Kochs Rückzieher Ade, Bösewicht
Politik kann ein großes Schauspiel sein. Es gibt Helden, Prinzessinnen, Hofnarren und - natürlich - Schurken. Die Rolle des Bösewichts war in Deutschland immer gut besetzt. Früher war es Franz-Josef Strauß. Und dann - bis zu seinem Rücktritt - Roland Koch.
Natürlich wurde ihm die Rolle von seinen Gegnern zugeschrieben, aber der Hesse hat selbst auch viel dafür getan, um sie mit Bravour auszufüllen. Man denke nur an die Schwarzgeldaffäre, in der es sein Landesverband mit der Wahrheit nicht so genau nahm. Oder, noch schlimmer, seine Unterschriftenkampagne gegen die doppelte Staatsbürgerschaft. Mit dem Schüren ausländerfeindlicher Stimmungen kam er 1999 an die Macht. Es war sein Gesellenstück in der Bösewicht-Schule.
Er hat sich viele Feinde gemacht. Und doch muss gesagt werden: Roland Koch war ein Vollblutpolitiker. Einer, der Macht eroberte, sie einsetzte. Er wusste sich durchzusetzen. Er ist intelligent, ein scharfer Rhetoriker und strategisch versiert. Selbst der Abgang war eine Demonstration der Stärke: Nicht andere bestimmten über sein Ende, sondern er selbst. Chapeau dafür.

Ende einer Politkarriere: Kochs Überraschungscoup
Koch war in seiner politischen Karriere nie Wischiwaschi. Das wohltemperierte Sowohl-als-auch war ihm ein Graus. Er hatte ein klares Profil als Konservativer in der Union. Er war der Sparminator, der genau jene liberale Deregulierungspolitik durchsetzen wollte, von der viele in seiner Partei träumten. Er machte gegen Ganztagsschulen und Kita-Ausbau mobil, gegen "Gedöns" eben - wie sie moderne Gesellschaftspolitik in seinen Kreisen gerne nennen. Das mag man doof finden, aber man kann auch sagen: Im Gegensatz zu vielen anderen Politikern hatte Koch wenigstens eine Linie.
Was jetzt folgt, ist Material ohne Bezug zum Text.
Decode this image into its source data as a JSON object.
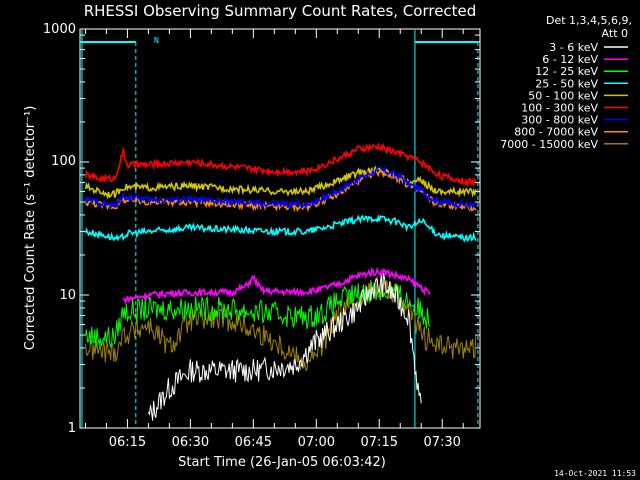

Koch geht, der Anden-Pakt stirbt
Das führt zu der Frage, was der Abgang für Angela Merkel bedeutet. Zunächst einmal dürfte sie aufatmen. Koch war ihr ärgster Rivale in der Partei. Kochs politisches Ende bedeutet auch das Ende des Anden-Pakts. Das ist jenes Männerbündnis, das aus westdeutschen Unionspolitikern bestand und das manches Mal klar gegen Merkel arbeitete. Der Anden-Pakt verliert mit Koch endgültig seine Kraft und Bedeutung.

Roland Koch: Alphatier aus Hessen
Als einer der wenigen in der Union vermochte es Koch, Widerstand gegen Merkel zu organisieren. Er half vor der Wahl 2002 dabei mit, ihre Kanzlerkandidatur zu verhindern. In den letzten Tagen bewies er erneut, wie gefährlich er für Merkel sein kann: Als er nach der Wahlpleite der CDU in NRW als Anführer des Unmuts gegen die schwarz-gelbe Koalition fungierte, bebte unter Merkels Füßen in Berlin kurze Zeit die Erde.
Besiegen konnte er sie nicht. Sie regiert in Berlin. Er nicht. Auch gibt es für ihn keinen Platz an ihrem Kabinettstisch - wenn er ihn denn wirklich wollte. Wolfgang Schäuble bleibt, damit ist auch diese Option verbaut. Womöglich sind diese frustrierenden Erfahrungen ein Grund für ihn, sich nach neuen Aufgaben umzusehen. Die Machtmaschine Merkel hätte damit ihr nächstes Opfer überrollt.
Fest steht: Bei aller diebischen Freude über den Abgang des ewigen Widersachers dürfte die Kanzlerin auch ins Grübeln kommen. Die Union hat ohne Koch ein Problem. Den Unzufriedenen geht ein wichtiger Hoffnungsträger und eine Integrationsfigur verloren. Bislang konnten sich die Merkel-Kritiker sagen: Der Koch passt schon auf, dass die in Berlin nicht zu viel Unsinn machen. Merkel wiederum konnte sich sicher sein, dass sie Ruhe im Laden hatte, wenn sie Koch und seinen tiefschwarzen Flügel einband. Die Unzufriedenen und Nörgler werden nun heimatlos - und damit unberechenbar.
Bisweilen war es ein gedeihliches Wechselspiel, das Merkel und Koch als "Heldin" und "Bösewicht" aufführten. Es folgte der alten Regel: Umso böser der Bösewicht, desto mehr strahlt die Heldin. Für Merkel war das besonders schön.
Nun braucht sie einen neuen Bösewicht.